To sum up, how large is the real danger liked to the DW exploration? Well, it’s not a quotation but probably monsieur Jacques de La Palice would have said: it depends on what you make it and how you make it.
5 – After the walk.
After a walk through the DW (I didn’t become a real regular client but, sometimes, I return there to continue my exploration), usually, I come back in a good mood.
It could be a result of the simple and naive enough graphics, with few banners, video or intrusive popups, which are so common in plenty of the nowadays surface sites. It could all connected, either, to a sort of nostalgia of the atmospheres of movies like Wargames or Sneakers which I grew with and that someway are recalled to my memory by those pages. Or it could be, simply, a consequence of my choices, by which I limited my experience to a proper subset of a container that, like it’s surface corresponding, include the whole and its contrary.
At present no one has arrested me, my bank account has the same little money it had before and no special SWAT task force has irrupted in my flat. But here, perhaps, all concerns, more than web or crypto politics, a basic rule I read somewhere that sounded like this: let always stay your brain on, between your screen and your keyboard.
Toc, toc …….. sorry, someone is knocking at my door …. I have to go ……
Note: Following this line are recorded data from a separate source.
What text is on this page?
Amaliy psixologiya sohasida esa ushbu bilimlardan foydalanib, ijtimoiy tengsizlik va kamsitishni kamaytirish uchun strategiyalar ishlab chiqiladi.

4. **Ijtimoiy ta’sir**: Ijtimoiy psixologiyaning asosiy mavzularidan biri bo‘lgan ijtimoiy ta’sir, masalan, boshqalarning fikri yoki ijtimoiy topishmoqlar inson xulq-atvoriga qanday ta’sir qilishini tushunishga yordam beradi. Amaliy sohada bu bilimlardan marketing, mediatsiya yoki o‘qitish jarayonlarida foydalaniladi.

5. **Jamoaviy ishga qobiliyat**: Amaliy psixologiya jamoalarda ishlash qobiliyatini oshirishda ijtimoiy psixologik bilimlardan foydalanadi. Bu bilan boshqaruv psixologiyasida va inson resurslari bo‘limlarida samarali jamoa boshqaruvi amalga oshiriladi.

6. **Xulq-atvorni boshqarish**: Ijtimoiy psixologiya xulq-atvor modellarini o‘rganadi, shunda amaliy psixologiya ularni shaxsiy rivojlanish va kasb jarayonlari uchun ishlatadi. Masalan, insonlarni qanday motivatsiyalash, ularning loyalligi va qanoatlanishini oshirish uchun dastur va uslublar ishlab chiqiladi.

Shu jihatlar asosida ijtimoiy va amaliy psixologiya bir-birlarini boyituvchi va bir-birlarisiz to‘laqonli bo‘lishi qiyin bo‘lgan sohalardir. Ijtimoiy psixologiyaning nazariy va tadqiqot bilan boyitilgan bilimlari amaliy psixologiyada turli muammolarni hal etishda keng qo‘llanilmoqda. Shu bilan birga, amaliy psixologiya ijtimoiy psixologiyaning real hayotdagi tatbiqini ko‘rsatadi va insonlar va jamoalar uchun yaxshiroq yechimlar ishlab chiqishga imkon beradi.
The transposition at the current date (2017) of the size reported in the 2001 BrightPlanet paper is approximate and comes out from this simple assessment: 4.4 EB = 2Mbytes/Pag*5*109Pag*400 (DW/SW ratio). I would appreciate very much to receive comments, remarks or better esteems. Note that BrightPlanet itself, during, affirmed this: “These questions are impossible to answer now as the Internet has turned into a rapidly expanding database that can only be classified as infinite. So how big is the biggest database in existence? The answer, ‘nobody knows’”.